The Two Faces of Havana

The state institutions responsible for the hygiene and the beautification of the city give individualized attention to the touristic zones, such as the areas where the ruling elite lives. This is definitely a fact.

At the recent meeting of the Advice of Ministers, Raúl Castro said: “we have to develop […] we have the possibility to do it, in tourism, because every hotel that we finish is an open factory”. Therefore, since several years ago the Cuban government prioritizes investments in the tourism sector because it provides a great profit with its 3 million tourists in 2015, according to the Juventud Rebelde newspaper.
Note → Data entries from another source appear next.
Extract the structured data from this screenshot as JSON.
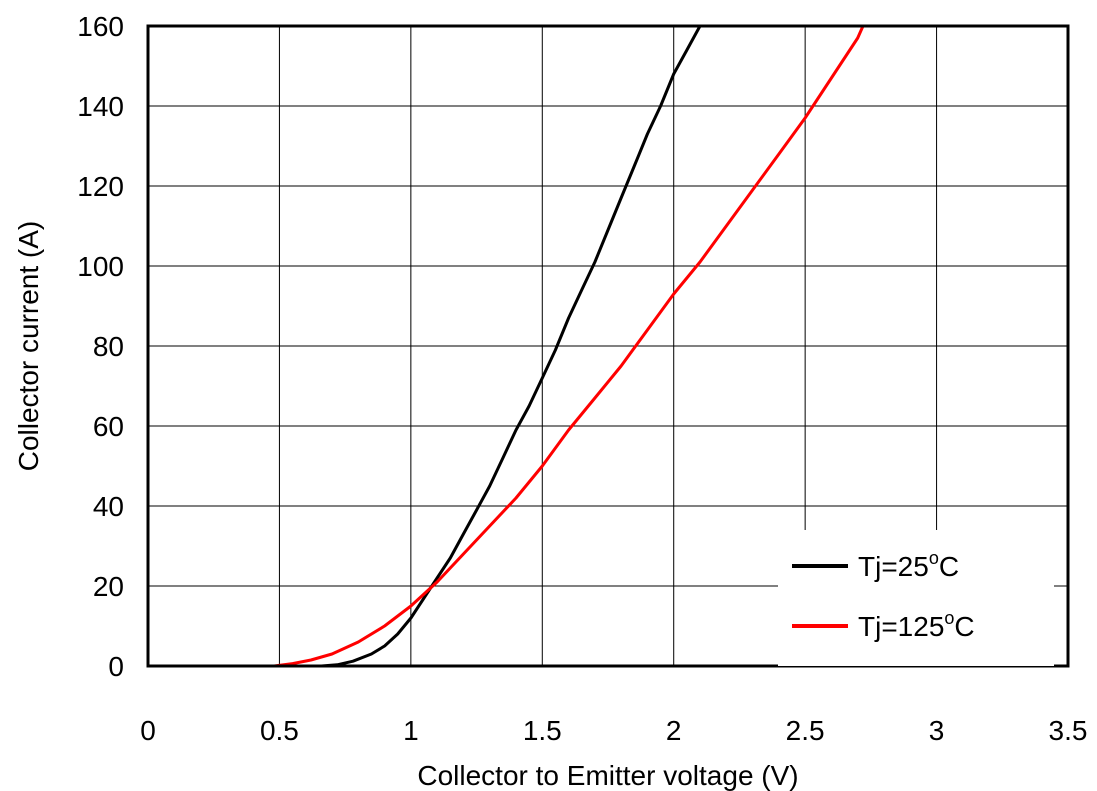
{
  "chart_data": {
    "type": "line",
    "xlabel": "Collector to Emitter voltage (V)",
    "ylabel": "Collector current (A)",
    "xlim": [
      0,
      3.5
    ],
    "ylim": [
      0,
      160
    ],
    "x_ticks": [
      "0",
      "0.5",
      "1",
      "1.5",
      "2",
      "2.5",
      "3",
      "3.5"
    ],
    "y_ticks": [
      "0",
      "20",
      "40",
      "60",
      "80",
      "100",
      "120",
      "140",
      "160"
    ],
    "x_tick_values": [
      0,
      0.5,
      1,
      1.5,
      2,
      2.5,
      3,
      3.5
    ],
    "y_tick_values": [
      0,
      20,
      40,
      60,
      80,
      100,
      120,
      140,
      160
    ],
    "grid": true,
    "legend_position": "bottom-right",
    "series": [
      {
        "name_prefix": "Tj=25",
        "name_sup": "o",
        "name_suffix": "C",
        "color": "#000000",
        "points": [
          [
            0.66,
            0
          ],
          [
            0.72,
            0.3
          ],
          [
            0.78,
            1.2
          ],
          [
            0.85,
            3
          ],
          [
            0.9,
            5
          ],
          [
            0.95,
            8
          ],
          [
            1.0,
            12
          ],
          [
            1.05,
            17
          ],
          [
            1.1,
            22
          ],
          [
            1.15,
            27
          ],
          [
            1.2,
            33
          ],
          [
            1.25,
            39
          ],
          [
            1.3,
            45
          ],
          [
            1.35,
            52
          ],
          [
            1.4,
            59
          ],
          [
            1.45,
            65
          ],
          [
            1.5,
            72
          ],
          [
            1.55,
            79
          ],
          [
            1.6,
            87
          ],
          [
            1.65,
            94
          ],
          [
            1.7,
            101
          ],
          [
            1.75,
            109
          ],
          [
            1.8,
            117
          ],
          [
            1.85,
            125
          ],
          [
            1.9,
            133
          ],
          [
            1.95,
            140
          ],
          [
            2.0,
            148
          ],
          [
            2.05,
            154
          ],
          [
            2.1,
            160
          ],
          [
            2.17,
            160
          ]
        ]
      },
      {
        "name_prefix": "Tj=125",
        "name_sup": "o",
        "name_suffix": "C",
        "color": "#ff0000",
        "points": [
          [
            0.48,
            0
          ],
          [
            0.55,
            0.6
          ],
          [
            0.62,
            1.5
          ],
          [
            0.7,
            3
          ],
          [
            0.8,
            6
          ],
          [
            0.9,
            10
          ],
          [
            1.0,
            15
          ],
          [
            1.1,
            21
          ],
          [
            1.2,
            28
          ],
          [
            1.3,
            35
          ],
          [
            1.4,
            42
          ],
          [
            1.5,
            50
          ],
          [
            1.6,
            59
          ],
          [
            1.7,
            67
          ],
          [
            1.8,
            75
          ],
          [
            1.9,
            84
          ],
          [
            2.0,
            93
          ],
          [
            2.1,
            101
          ],
          [
            2.2,
            110
          ],
          [
            2.3,
            119
          ],
          [
            2.4,
            128
          ],
          [
            2.5,
            137
          ],
          [
            2.6,
            147
          ],
          [
            2.7,
            157
          ],
          [
            2.72,
            160
          ]
        ]
      }
    ]
  }
}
Havana / Roberto Rodríguez Cardona
Havana / Roberto Rodríguez Cardona

Cuba offers possibilities for tourism in almost all of its provinces and has more than 335 four and five star hotels. However, the majority of travelers choose the tourist destination of Havana because Castro’s propaganda presents itself as a new Havana, emerging from the ruins and restored against of “the inexorable passing of years”. Therefore, sights of touristic interest are being promoted, like the Tropicana cabaret with its lavish shows, the historical center in Old Havana, declared World Heritage by UNESCO, the Floridita restaurant with its famous Hemingway’s daiquiri, and La Bodeguita del Medio with its mojito and its pleasant odors of seafood and roast pork.

It is not surprising then that many young people aspire to work in the tourism sector as it is the best paid. It offers also a special status, superior to the majority of workers. It is an open secret that a place in the touristic area is trading between 200 and 500 CUC. A young mechanical engineer, now a crowded hotel parking attendant, remembers when he worked in a shipping company he was rewarded with a diploma and a cheap motorcycle for a great innovation. At that time, the salary did not cover basic monthly expenses, but since he got his new job he lives better, and more importantly: he is within the industry and has possibilities to improve his economical situation even more.

Ignacio is an average kitchen technician, graduated in the Instituto Tecnológico José Martí. Before, when he used to work as a cook in a planning center of the Ministry of Education many times he had to bring his own condiments and to pinch the leftovers to sell to pig farmers. Since working in a tourist-oriented restaurant, he has a better salary, the supplies and ingredients necessary for cooking good food don’t miss and, always, he catch something to take home, which is not a minor detail in nowadays Cuba.

But we are talking about the other Havana, the virtual one that is offered to tourists. The true Havana is a city in darkness, of disrupted streets and sidewalks, flooded with sewage whose scent is confused with that of uncollected garbage dumps for several days. A Havana that does not receive necessary attention, with an aging population which roams the streets with shabby clothes, with meager pensions and appalled by rising food prices.

The capital of all Cubans, with close to half a million illegal inhabitants coming from other provinces, filled with neighborhoods in the style of shantytowns, unsanitary slums built with mostly waste materials, without running water or sewage. The real Havana, the ruined, the destroyed one, is inhabited by a tired people who little by little, very slowly, are losing fear.